Your output should look similar to the following example:

{
  "type": "DatabaseActivityMonitoringRecord",
  "clusterId": "cluster-XXXXXXXXXXXXXXXXXXXXXXXXXX",
  "instanceId": "db-XXXXXXXXXXXXXXXXXXXXXXX",
  "databaseActivityEventList": [
    {
      "logTime": "2019-12-26 06:56:09.090054+00",
      "statementId": 3731,
      "substatementId": 1,
      "objectType": "TABLE",
      "command": "INSERT",
      "objectName": "public.pgbench_history",
      "databaseName": "mylab",
      "dbUserName": "masteruser",
      "remoteHost": "10.0.0.204",
      "remotePort": "33948",
      "sessionId": "5e04596c.2383",
      "rowCount": 1,
      "commandText": "INSERT INTO pgbench_history (tid, bid, aid, delta, mtime) VALUES ($1, $2, $3, $4, CURRENT_TIMESTAMP);",
      "paramList": [
        "424",
        "62",
        "1788678",
        "-2770"
      ],
      "pid": 9091,
      "clientApplication": "pgbench",
      "exitCode": null,
      "class": "WRITE",
      "serverVersion": "2.3.5",
      "serverType": "PostgreSQL",
      "serviceName": "Amazon Aurora PostgreSQL-Compatible edition",
      "serverHost": "10.0.12.39",
      "netProtocol": "TCP",
      "dbProtocol": "Postgres 3.0",
      "type": "record"
    }
  ]
}

5. Stop the activity stream

Open the Amazon RDS service console at the cluster details page, if not already open.

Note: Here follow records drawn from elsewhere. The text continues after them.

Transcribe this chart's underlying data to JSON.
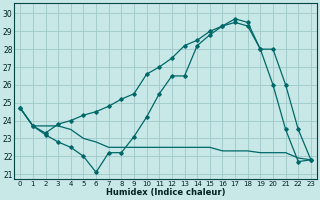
{
  "xlabel": "Humidex (Indice chaleur)",
  "background_color": "#c8e8e8",
  "grid_color": "#a0c8c8",
  "line_color": "#006868",
  "xlim": [
    -0.5,
    23.5
  ],
  "ylim": [
    20.7,
    30.6
  ],
  "yticks": [
    21,
    22,
    23,
    24,
    25,
    26,
    27,
    28,
    29,
    30
  ],
  "xticks": [
    0,
    1,
    2,
    3,
    4,
    5,
    6,
    7,
    8,
    9,
    10,
    11,
    12,
    13,
    14,
    15,
    16,
    17,
    18,
    19,
    20,
    21,
    22,
    23
  ],
  "series1_x": [
    0,
    1,
    2,
    3,
    4,
    5,
    6,
    7,
    8,
    9,
    10,
    11,
    12,
    13,
    14,
    15,
    16,
    17,
    18,
    19,
    20,
    21,
    22,
    23
  ],
  "series1_y": [
    24.7,
    23.7,
    23.2,
    22.8,
    22.5,
    22.0,
    21.1,
    22.2,
    22.2,
    23.1,
    24.2,
    25.5,
    26.5,
    26.5,
    28.2,
    28.8,
    29.3,
    29.7,
    29.5,
    28.0,
    26.0,
    23.5,
    21.7,
    21.8
  ],
  "series2_x": [
    0,
    1,
    2,
    3,
    4,
    5,
    6,
    7,
    8,
    9,
    10,
    11,
    12,
    13,
    14,
    15,
    16,
    17,
    18,
    19,
    20,
    21,
    22,
    23
  ],
  "series2_y": [
    24.7,
    23.7,
    23.7,
    23.7,
    23.5,
    23.0,
    22.8,
    22.5,
    22.5,
    22.5,
    22.5,
    22.5,
    22.5,
    22.5,
    22.5,
    22.5,
    22.3,
    22.3,
    22.3,
    22.2,
    22.2,
    22.2,
    21.9,
    21.8
  ],
  "series3_x": [
    0,
    1,
    2,
    3,
    4,
    5,
    6,
    7,
    8,
    9,
    10,
    11,
    12,
    13,
    14,
    15,
    16,
    17,
    18,
    19,
    20,
    21,
    22,
    23
  ],
  "series3_y": [
    24.7,
    23.7,
    23.3,
    23.8,
    24.0,
    24.3,
    24.5,
    24.8,
    25.2,
    25.5,
    26.6,
    27.0,
    27.5,
    28.2,
    28.5,
    29.0,
    29.3,
    29.5,
    29.3,
    28.0,
    28.0,
    26.0,
    23.5,
    21.8
  ]
}
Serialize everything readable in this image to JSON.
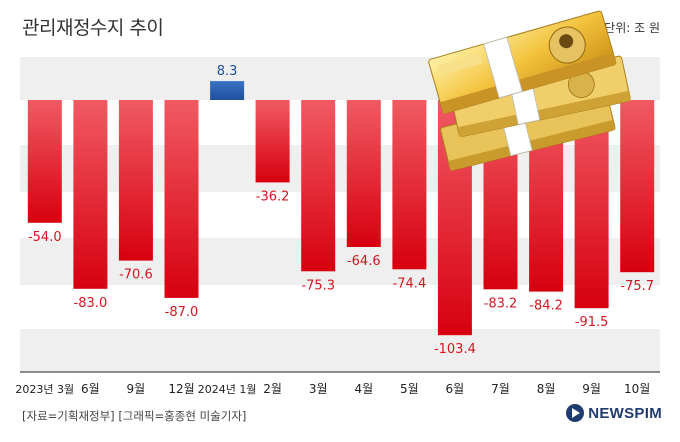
{
  "header": {
    "title": "관리재정수지 추이",
    "unit": "단위: 조 원"
  },
  "footer": {
    "source": "[자료=기획재정부] [그래픽=홍종현 미술기자]",
    "logo": "NEWSPIM"
  },
  "colors": {
    "negative_top": "#f05a63",
    "negative_bottom": "#d7000f",
    "positive_top": "#3a73c4",
    "positive_bottom": "#1d4f9c",
    "negative_label": "#d41620",
    "positive_label": "#1d4f9c",
    "band": "#efefef"
  },
  "chart_data": {
    "type": "bar",
    "categories": [
      "2023년 3월",
      "6월",
      "9월",
      "12월",
      "2024년 1월",
      "2월",
      "3월",
      "4월",
      "5월",
      "6월",
      "7월",
      "8월",
      "9월",
      "10월"
    ],
    "values": [
      -54.0,
      -83.0,
      -70.6,
      -87.0,
      8.3,
      -36.2,
      -75.3,
      -64.6,
      -74.4,
      -103.4,
      -83.2,
      -84.2,
      -91.5,
      -75.7
    ],
    "labels": [
      "-54.0",
      "-83.0",
      "-70.6",
      "-87.0",
      "8.3",
      "-36.2",
      "-75.3",
      "-64.6",
      "-74.4",
      "-103.4",
      "-83.2",
      "-84.2",
      "-91.5",
      "-75.7"
    ],
    "title": "관리재정수지 추이",
    "ylabel": "단위: 조 원",
    "ylim": [
      -120,
      25
    ],
    "grid": "horizontal bands",
    "legend": "none"
  }
}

If the cluster is not already selected, choose Databases and click on the DB identifier with the cluster named auroralab-postgres-cluster.

Click on the Actions dropdown, and select Stop activity stream.

RDS Cluster Stop

On the setup screen choose Apply immediately and click Continue.

RDS DAS Stop

The status column on the RDS Database home page for the cluster will start showing configuring-activity-stream.